Tuesday 5 April 2011

OJOS ROJOS

(Ismael Larrain , Juan Ignacio Sabatini & Juan Pablo Sallatto, 2010)
 
When Documentary-makers Larrain, Sabatini and Sallatto started filming behind the scenes with the Chilean National Football Team in 2005 they had a story of questionable drama and interest. This was a squad arguably lacking any truly outstanding players, who had enjoyed no recent competitive success, not reaching a World Cup Finals since 1998, been humiliated at successive Copa Americas, were Ill-disciplined, and full of players with big egos who kept their places despite their own poor form. Where was the story here?
The story was around the corner. After another miserable failure to qualify for a World Cup - Germany 2006 - Chile appointed Argentine Marclo Bielsa as National Team Coach. Bielsa, something of a visionary, revolutionised the Chilean squad, dropping most of the ageing under performers and replacing them with young, largely untested talent from the Youth Teams. He made them play a high tempo, high energy, high risk attacking football. At first, it didnt really work. This film records a few early defeats, Bielsa stoic in press conferences, the players heads hanging in the dressing room. Then it does work. Chile start to play well, and they start to win.
The film captures the growing confidence of this youthful squad and brilliantly records it's transmission to the stands as Chilean supporters start to believe and eventually to celebrate euphorically.

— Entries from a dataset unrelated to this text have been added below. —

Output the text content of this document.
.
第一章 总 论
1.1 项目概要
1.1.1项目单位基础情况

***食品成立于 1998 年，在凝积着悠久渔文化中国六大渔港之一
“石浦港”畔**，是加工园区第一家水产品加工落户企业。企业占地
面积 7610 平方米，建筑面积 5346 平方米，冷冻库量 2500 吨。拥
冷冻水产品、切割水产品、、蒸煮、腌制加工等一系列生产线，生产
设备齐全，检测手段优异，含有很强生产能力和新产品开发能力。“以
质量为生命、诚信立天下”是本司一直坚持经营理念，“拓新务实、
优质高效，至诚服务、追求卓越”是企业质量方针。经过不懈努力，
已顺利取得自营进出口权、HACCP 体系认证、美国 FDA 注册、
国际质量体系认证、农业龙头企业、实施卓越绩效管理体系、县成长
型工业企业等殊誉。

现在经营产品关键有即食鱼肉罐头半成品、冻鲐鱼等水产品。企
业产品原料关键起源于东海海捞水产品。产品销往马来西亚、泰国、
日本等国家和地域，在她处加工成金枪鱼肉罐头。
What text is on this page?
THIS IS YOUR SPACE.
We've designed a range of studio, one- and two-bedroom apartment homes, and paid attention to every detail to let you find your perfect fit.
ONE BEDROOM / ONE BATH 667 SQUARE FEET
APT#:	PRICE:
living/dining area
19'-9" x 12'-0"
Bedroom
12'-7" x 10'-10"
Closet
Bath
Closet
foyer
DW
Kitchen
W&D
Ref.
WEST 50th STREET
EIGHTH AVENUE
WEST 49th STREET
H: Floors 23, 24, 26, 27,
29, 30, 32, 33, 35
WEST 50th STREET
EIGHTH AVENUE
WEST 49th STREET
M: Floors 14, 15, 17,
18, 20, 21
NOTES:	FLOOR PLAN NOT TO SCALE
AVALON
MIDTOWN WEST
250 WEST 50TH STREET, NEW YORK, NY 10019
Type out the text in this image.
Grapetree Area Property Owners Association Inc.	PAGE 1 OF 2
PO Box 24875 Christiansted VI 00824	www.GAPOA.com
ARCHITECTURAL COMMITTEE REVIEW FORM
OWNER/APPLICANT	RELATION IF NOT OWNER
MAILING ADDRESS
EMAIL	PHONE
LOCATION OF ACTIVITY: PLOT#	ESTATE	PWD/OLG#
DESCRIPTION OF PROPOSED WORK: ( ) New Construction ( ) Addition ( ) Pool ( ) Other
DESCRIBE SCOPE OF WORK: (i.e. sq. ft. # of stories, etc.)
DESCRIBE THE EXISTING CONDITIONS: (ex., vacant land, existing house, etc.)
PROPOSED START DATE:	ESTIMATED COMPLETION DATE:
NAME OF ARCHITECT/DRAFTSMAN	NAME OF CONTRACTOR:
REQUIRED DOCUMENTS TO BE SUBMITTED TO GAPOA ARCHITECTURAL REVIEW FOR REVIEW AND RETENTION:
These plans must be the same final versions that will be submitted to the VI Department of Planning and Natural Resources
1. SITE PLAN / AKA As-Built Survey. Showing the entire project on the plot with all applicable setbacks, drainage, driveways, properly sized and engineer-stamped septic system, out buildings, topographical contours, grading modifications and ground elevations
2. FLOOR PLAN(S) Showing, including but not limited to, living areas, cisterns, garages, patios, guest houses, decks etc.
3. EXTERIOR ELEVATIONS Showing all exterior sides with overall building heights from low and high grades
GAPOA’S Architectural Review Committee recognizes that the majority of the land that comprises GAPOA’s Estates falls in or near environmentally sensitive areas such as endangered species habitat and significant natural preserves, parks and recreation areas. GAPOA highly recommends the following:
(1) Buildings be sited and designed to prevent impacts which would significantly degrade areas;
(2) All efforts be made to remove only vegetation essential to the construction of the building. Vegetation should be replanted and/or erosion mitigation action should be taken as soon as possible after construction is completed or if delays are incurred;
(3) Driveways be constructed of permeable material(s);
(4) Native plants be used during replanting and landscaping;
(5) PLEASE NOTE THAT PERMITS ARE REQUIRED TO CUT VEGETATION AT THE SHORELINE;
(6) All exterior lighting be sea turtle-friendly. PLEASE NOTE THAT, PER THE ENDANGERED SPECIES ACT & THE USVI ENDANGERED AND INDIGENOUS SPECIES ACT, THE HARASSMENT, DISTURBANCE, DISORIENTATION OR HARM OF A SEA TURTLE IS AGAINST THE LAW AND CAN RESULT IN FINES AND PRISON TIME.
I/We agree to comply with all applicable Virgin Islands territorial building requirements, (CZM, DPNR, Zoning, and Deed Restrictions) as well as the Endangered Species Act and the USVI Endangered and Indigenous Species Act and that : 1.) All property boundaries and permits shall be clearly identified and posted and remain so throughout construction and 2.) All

For a football fan, it's a treat, with plenty of great footage of games and peeks at what life is like in training, on the bus to matches, and in the tunnel heading out into a Cauldron of thousands of maniacal fans. But cinematically it's worthwhile too; elliptical and often poetic, funny in it's brief interviews with taxi drivers and men in the street and it's sidebar focus on an eccentric Football correspondent from a local radio station in Chile's Far South. There is also a crucial dose of serious consideration into why football means what it does in Chile, the political and social dimensions it has acquired, best articulated in interviews with football intellectuals like Eduardo Galeano and Jorge Valdano.
You even get to see Bielsa smile. Once.